Por realismo modal, não se entende apenas a teoria de Samuel Kripke segundo a qual há muitos mundos possíveis diferentes deste em que vivemos e tão reais quanto este. Exemplificando: o mundo das alucinações psicotrópicas, em que o drogado vê dragões e demónios horríveis, é tão real quanto o mundo natural dos não drogados que vêem diante de si a Torre de Belém e o rio Tejo.

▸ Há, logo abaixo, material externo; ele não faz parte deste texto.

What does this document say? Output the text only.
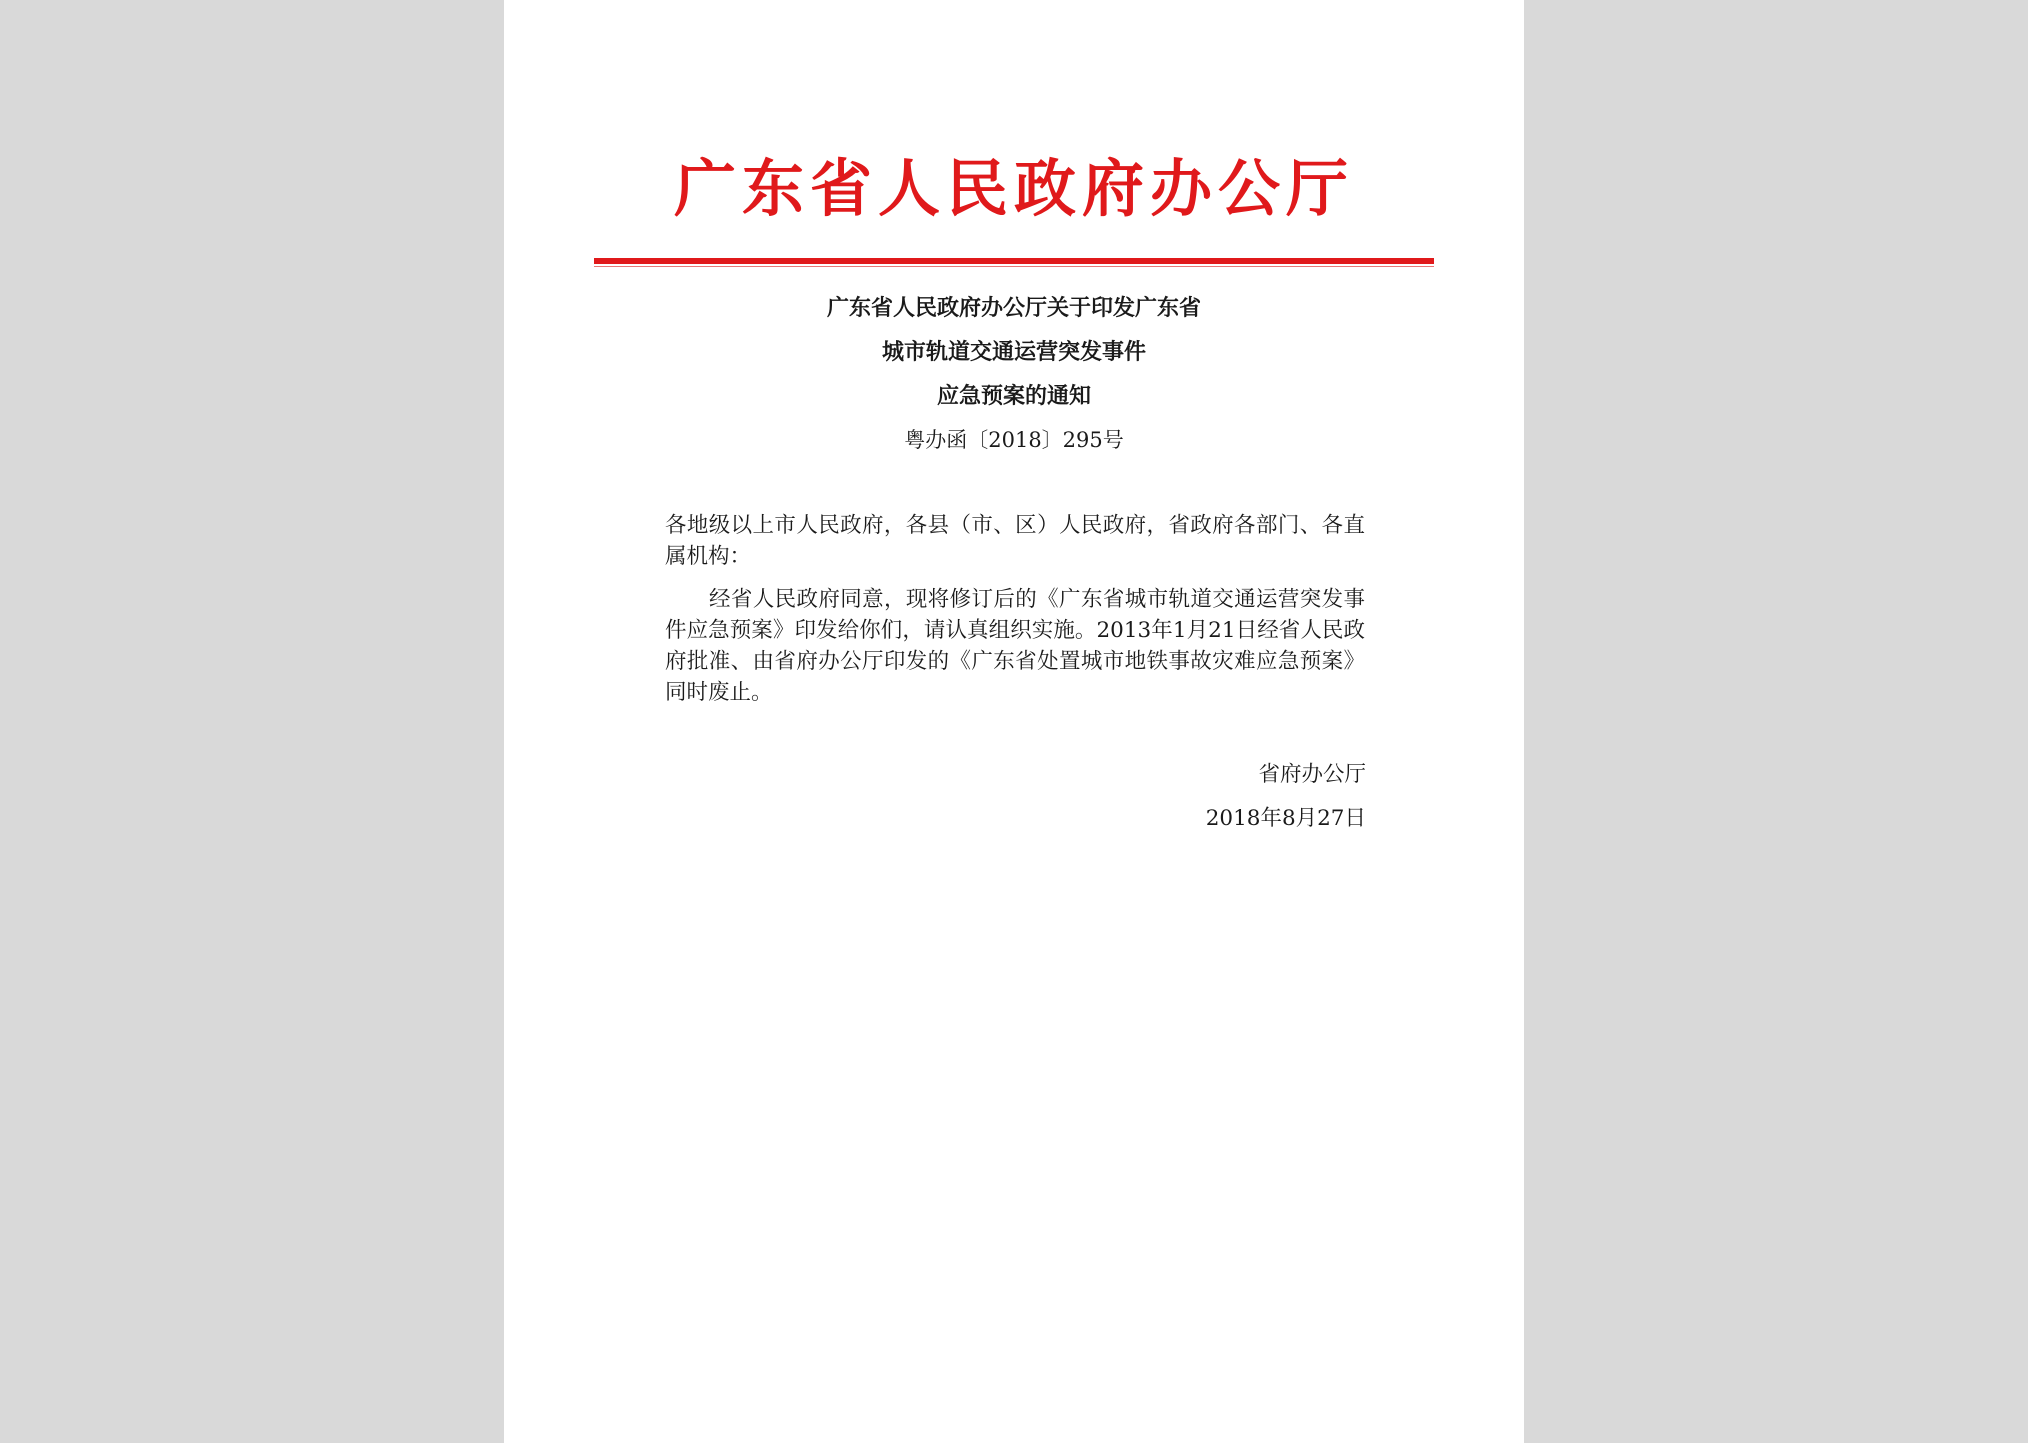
广东省人民政府办公厅
广东省人民政府办公厅关于印发广东省
城市轨道交通运营突发事件
应急预案的通知
粤办函〔2018〕295号
各地级以上市人民政府，各县（市、区）人民政府，省政府各部门、各直属机构：
经省人民政府同意，现将修订后的《广东省城市轨道交通运营突发事件应急预案》印发给你们，请认真组织实施。2013年1月21日经省人民政府批准、由省府办公厅印发的《广东省处置城市地铁事故灾难应急预案》同时废止。
省府办公厅
2018年8月27日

Há outras definições de realismo modal. Este conceito significa também a doutrina ou conjunto de doutrinas que sustenta que o realismo, isto é, a doutrina de uma realidade material exterior às mentes humanas comporta vários modos reais, em particular o de as categorias de modalidade e da causalidade- possibilidade versus impossibilidade, contingência versus necessidade, causa-efeito...- não serem imaginárias, puramente subjetivas, mas existirem, objectivamente, fora dos espíritos humanos, na natureza biofísica ou num mundo supra-natural extrahumano.
Por anti-realismo modal entende-se o inverso: a modalidade da doutrina idealista ou a modalidade do realismo que, sem embargo de postular que a matéria existe fora das mentes humanas, sustenta que as categorias de necessidade-contingência, causa-efeito, etc, não existem fora de nós, na natureza das coisas, mas são interpretações subjectivas ou intersubjectivas, circunscritas ao interior das mentes humanas. Nesta perspetiva, David Hume seria um anti-realista modal.
Há autores que opõem o anti realismo modal ao empirismo e este ao idealismo:
«Contudo, o anti-realismo modal é contrário ao espírito empirista porque, em última análise, acaba por motivar o idealismo, um tipo de filosofia contrário ao espírito realista do empirismo. O anti-realismo modal motiva o idealismo de Kant de forma particularmente nítida.»
(Desidério Murcho, Pensar outra vez Filosofia, valor e verdade, Edições Quasi, V.N.Famalicão 2006, pag. 103; o negrito é nosso).
Discordamos de Desidério Murcho: o idealismo não é, em termos gerais, oposto ao espírito do empirismo. E muito menos o idealismo de Kant, um impulsionador das ciências empírico-formais.
Na verdade, quem compreender o cerne da doutrina de Kant - e muito pouca gente das cátedras de filosofia o conseguiu - sabe que o filósofo de Konisberg intitulou a sua visão idealista transcendental do mundo de... realismo empírico. Isto significa que, pondo entre um parentesis os fundamentos filosóficos do seu sistema (o mundo visível é séries de fenómenos, coisas não reais em si), tomamos os objectos fenoménicos (plantas, minerais, cursos de água, animais, sol, céu, etc) como se fossem absolutamente reais e sobre eles exercemos uma infinita gama de procedimentos empíricos, induzindo leis, sem limitações epistemológicas.
O anti realismo de Kant, na medida em que se apoia no pressuposto da quase necessidade/ determinismo quase rigoroso dos fenómenos físicos, é tão ou mais baluarte da ciência empírica do que o fenomenismo anti necessitarista de David Hume.
Logo, o idealismo, o anti realismo de Kant (que faz das categorias de causa-efeito, possibilidade-impossibilidade, etc, existentes no entendimento humano, formas ou traços constituintes dos fenómenos empíricos) não se opõe ao empirismo em geral. Há realismos metafísicos profundamente anti empiristas e idealismos metafísicos profundamente empíricos.
Empirismo é, numa das suas acepções, uma definição pré-ontológica: a experiência não é, por si só, constitutiva de ser. E idealismo e realismo são noções ontológicas, estão para lá de empirismo.
Nota- Consigo chegar a estas precisões de pensamento sem recorrer, racionalmente, a nenhuma regra da lógica proposicional, cuja sobrevalorização venho combatendo neste blog. Aplico aquilo que Bertrand Russell designava de método analítico: focar mentalmente um objecto, um tema, de modo a que os contornos internos e externos se tornem gradualmente mais nítidos.